I'm also looking forward for this feature. Honeycomb isn't enough it should be available on smartphones too!

I found the new open issue thread for this, http://code.google.com/p/android/issues/detail?id=8964&q=ActiveSync&colspec=ID Type Status Owner Summary Stars

Looking forward to this update. I'm essentially locked out of my corporate system because my Android phone is *TOO NEW*.

This is crazy.

like EVERYONE else my corp. is locking out Androids and pushing iPhones... Google, how can you let this go on?!?!?!

Device encryption is needed for all users and uses. Not only corporate connected devices. My corporate Blackberry has device encryption. Feels scary having personal device that doesn't offer me the same protection available to my company. Especially when there are already ways to provide it, hardware and OS based.

I manage the network and telecom for a company with over 300 smartphones.  We support iPhone and Blackberry today.  We want to add Android to our supported list, however need encryption on the devices.  Users are asking to connect, we have tested the Android phones and are all ready to say yes ... but for now we have to say no.

The post in my blog relates to offline security (device encryption) http://grey-olli.livejournal.com/525443.html, the offline security for entire storage including the OS itself is a mandatory thing (for me & others) that already works w/ Linux on ordinary PCs, netbooks & so on.

the topic on url above is: "why I am not willing to buy an android or iphone device currently" . Russian speaking users may also proceed to http://grey-olli.livejournal.com/524766.html?thread=837854#t837854 (also noted on url above).

Your comments are very welcome (please consider posting a link to your comment in my blog, since I'm not monitoring this feature request).

I don't understand why this hasn't been addressed yet!  Come on Google, do you not understand how many businesses out there WANT your product???

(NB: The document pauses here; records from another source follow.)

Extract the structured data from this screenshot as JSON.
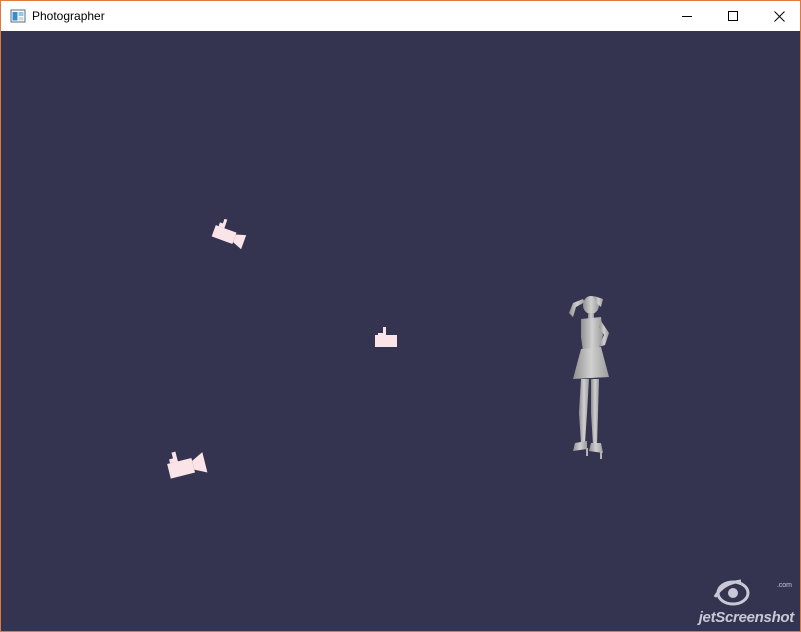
{
  "window": {
    "title": "Photographer",
    "controls": {
      "minimize_icon": "minimize-icon",
      "maximize_icon": "maximize-icon",
      "close_icon": "close-icon"
    }
  },
  "scene": {
    "background_color": "#343450",
    "camera_color": "#fbe4e8",
    "figure_color": "#c4c4c4",
    "objects": [
      "camera",
      "camera",
      "camera",
      "female-figure"
    ]
  },
  "watermark": {
    "brand": "jetScreenshot",
    "suffix": ".com"
  }
}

I can't believe I just spent the money on the new HTC Incredible 2 today only to discover that it cannot support device encryption for my .gov email account.   And what's even more disturbing is my original Incredible was allowing me to connect to that account, but, it wasn't actually encrypting anything.  

Somehow, the new Thunderbolt is allowing connections to the same security policy that is requiring encryption.  I guess I get to go back to using TouchDown until I either a.) get a device that supports this or b.) Android supports it and it's pushed to my phone.  I don't think the latter is going to happen any time soon.

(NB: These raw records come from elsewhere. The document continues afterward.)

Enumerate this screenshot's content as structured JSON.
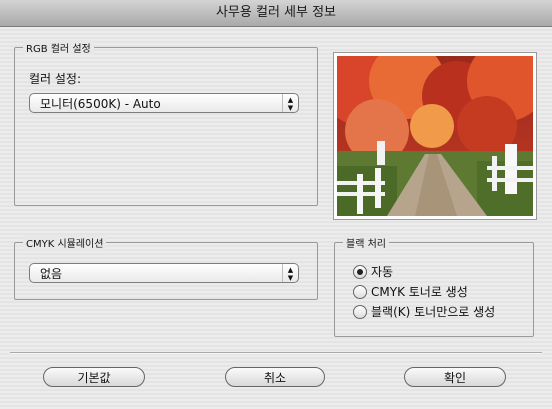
{
  "window": {
    "title": "사무용 컬러 세부 정보"
  },
  "rgb_group": {
    "legend": "RGB 컬러 설정",
    "color_setting_label": "컬러 설정:",
    "color_setting_value": "모니터(6500K) - Auto"
  },
  "cmyk_group": {
    "legend": "CMYK 시뮬레이션",
    "value": "없음"
  },
  "black_group": {
    "legend": "블랙 처리",
    "options": [
      {
        "label": "자동",
        "selected": true
      },
      {
        "label": "CMYK 토너로 생성",
        "selected": false
      },
      {
        "label": "블랙(K) 토너만으로 생성",
        "selected": false
      }
    ]
  },
  "buttons": {
    "defaults": "기본값",
    "cancel": "취소",
    "ok": "확인"
  },
  "icons": {
    "popup_arrows": "up-down-chevrons-icon"
  }
}
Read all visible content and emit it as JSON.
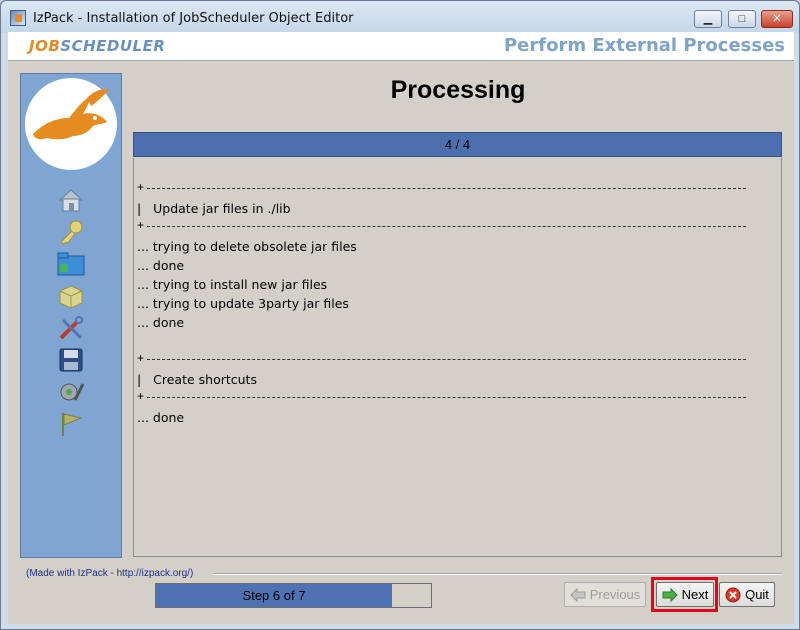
{
  "window": {
    "title": "IzPack - Installation of JobScheduler Object Editor",
    "minimize_glyph": "▁",
    "maximize_glyph": "□",
    "close_glyph": "✕"
  },
  "header": {
    "logo_part1": "JOB",
    "logo_part2": "SCHEDULER",
    "panel_title": "Perform External Processes"
  },
  "sidebar": {
    "icons": [
      "home-icon",
      "key-icon",
      "folder-icon",
      "package-icon",
      "tools-icon",
      "floppy-disk-icon",
      "gear-icon",
      "flag-icon"
    ]
  },
  "main": {
    "title": "Processing",
    "progress_text": "4 / 4",
    "log": {
      "section1_title": "|   Update jar files in ./lib",
      "line1": "... trying to delete obsolete jar files",
      "line2": "... done",
      "line3": "... trying to install new jar files",
      "line4": "... trying to update 3party jar files",
      "line5": "... done",
      "section2_title": "|   Create shortcuts",
      "line6": "... done"
    }
  },
  "footer": {
    "made_with": "(Made with IzPack - http://izpack.org/)",
    "step_text": "Step 6 of 7",
    "step_progress": 0.857,
    "previous_label": "Previous",
    "next_label": "Next",
    "quit_label": "Quit"
  },
  "colors": {
    "progress_blue": "#4e6fae",
    "sidebar_blue": "#7fa5d3",
    "highlight_red": "#e8001c",
    "logo_orange": "#e58b1f"
  }
}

How about at least a confirmation that Ice Cream will support device level encryption?

Agreed, I would like to be able to encrypt for both work and personal reasons.

What's happening with this?  I'm shocked that Android does not support this by default??!!!  Our company will not allow Android to connect to our Exchange servers for this reason, so Google is more than likely falling behind business adoption all over the planet due to this. Our company is now awash with iPhones and iPads.

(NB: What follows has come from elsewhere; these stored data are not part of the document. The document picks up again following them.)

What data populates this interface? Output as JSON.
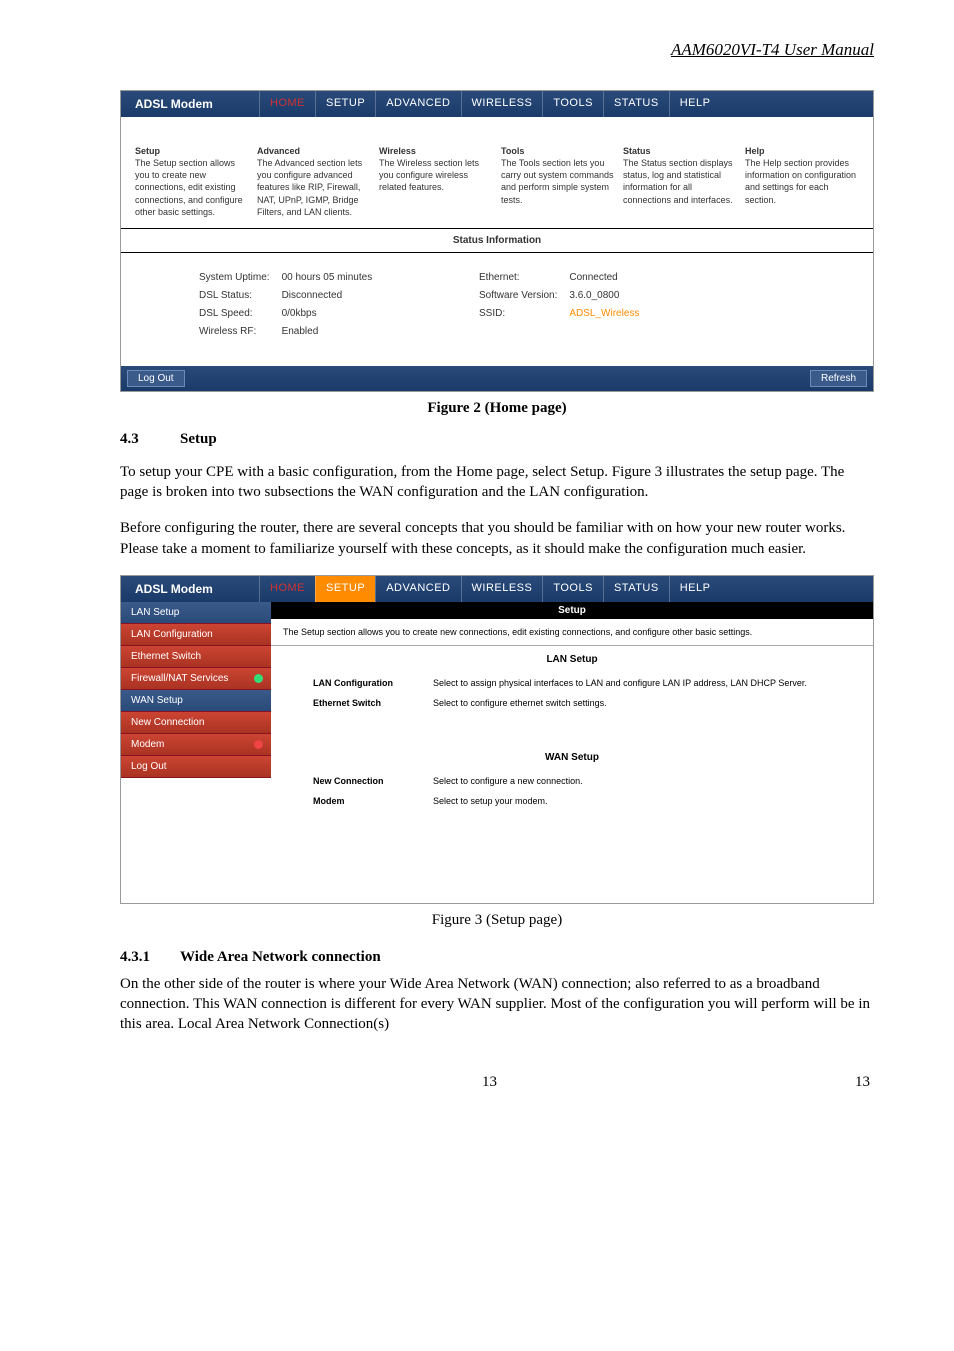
{
  "header": "AAM6020VI-T4 User Manual",
  "fig1": {
    "brand": "ADSL Modem",
    "tabs": [
      "HOME",
      "SETUP",
      "ADVANCED",
      "WIRELESS",
      "TOOLS",
      "STATUS",
      "HELP"
    ],
    "modules": [
      {
        "t": "Setup",
        "d": "The Setup section allows you to create new connections, edit existing connections, and configure other basic settings."
      },
      {
        "t": "Advanced",
        "d": "The Advanced section lets you configure advanced features like RIP, Firewall, NAT, UPnP, IGMP, Bridge Filters, and LAN clients."
      },
      {
        "t": "Wireless",
        "d": "The Wireless section lets you configure wireless related features."
      },
      {
        "t": "Tools",
        "d": "The Tools section lets you carry out system commands and perform simple system tests."
      },
      {
        "t": "Status",
        "d": "The Status section displays status, log and statistical information for all connections and interfaces."
      },
      {
        "t": "Help",
        "d": "The Help section provides information on configuration and settings for each section."
      }
    ],
    "statusTitle": "Status Information",
    "left": [
      [
        "System Uptime:",
        "00 hours 05 minutes"
      ],
      [
        "DSL Status:",
        "Disconnected"
      ],
      [
        "DSL Speed:",
        "0/0kbps"
      ],
      [
        "Wireless RF:",
        "Enabled"
      ]
    ],
    "right": [
      [
        "Ethernet:",
        "Connected"
      ],
      [
        "Software Version:",
        "3.6.0_0800"
      ],
      [
        "SSID:",
        "ADSL_Wireless"
      ]
    ],
    "logout": "Log Out",
    "refresh": "Refresh"
  },
  "cap1": "Figure 2 (Home page)",
  "sec43_num": "4.3",
  "sec43_title": "Setup",
  "para1": "To setup your CPE with a basic configuration, from the Home page, select Setup.  Figure 3 illustrates the setup page.  The page is broken into two subsections the WAN configuration and the LAN configuration.",
  "para2": "Before configuring the router, there are several concepts that you should be familiar with on how your new router works. Please take a moment to familiarize yourself with these concepts, as it should make the configuration much easier.",
  "fig2": {
    "brand": "ADSL Modem",
    "tabs": [
      "HOME",
      "SETUP",
      "ADVANCED",
      "WIRELESS",
      "TOOLS",
      "STATUS",
      "HELP"
    ],
    "side": [
      {
        "l": "LAN Setup",
        "c": "blue"
      },
      {
        "l": "LAN Configuration",
        "c": "red"
      },
      {
        "l": "Ethernet Switch",
        "c": "red"
      },
      {
        "l": "Firewall/NAT Services",
        "c": "red",
        "dot": "green"
      },
      {
        "l": "WAN Setup",
        "c": "blue"
      },
      {
        "l": "New Connection",
        "c": "red"
      },
      {
        "l": "Modem",
        "c": "red",
        "dot": "red"
      },
      {
        "l": "Log Out",
        "c": "red"
      }
    ],
    "panelTitle": "Setup",
    "panelDesc": "The Setup section allows you to create new connections, edit existing connections, and configure other basic settings.",
    "lanTitle": "LAN Setup",
    "lanRows": [
      [
        "LAN Configuration",
        "Select to assign physical interfaces to LAN and configure LAN IP address, LAN DHCP Server."
      ],
      [
        "Ethernet Switch",
        "Select to configure ethernet switch settings."
      ]
    ],
    "wanTitle": "WAN Setup",
    "wanRows": [
      [
        "New Connection",
        "Select to configure a new connection."
      ],
      [
        "Modem",
        "Select to setup your modem."
      ]
    ]
  },
  "cap2": "Figure 3 (Setup page)",
  "sec431_num": "4.3.1",
  "sec431_title": "Wide Area Network connection",
  "para3": "On the other side of the router is where your Wide Area Network (WAN) connection; also referred to as a broadband connection. This WAN connection is different for every WAN supplier. Most of the configuration you will perform will be in this area. Local Area Network Connection(s)",
  "pnum": "13"
}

device encryption is a must for an enterprise.

hey google guys, please enable device encryption for the 2.3.x branch.. this is REALLY needed in a corporate environment.. can't believe Touchdown is the only current solution!

Please sort this out. I do not wish to go back to Apple but if you guys cant provide corporate email functionality then you pretty small time

This should be a higher priortiy. Iphone is dominating our IT department and we are recommending that people do NOT buy droids because they do not meet our security standards. The time of the early adopter is over, main stream wants corporate email on their devices.

Please help us to use android devices in a corporate environment.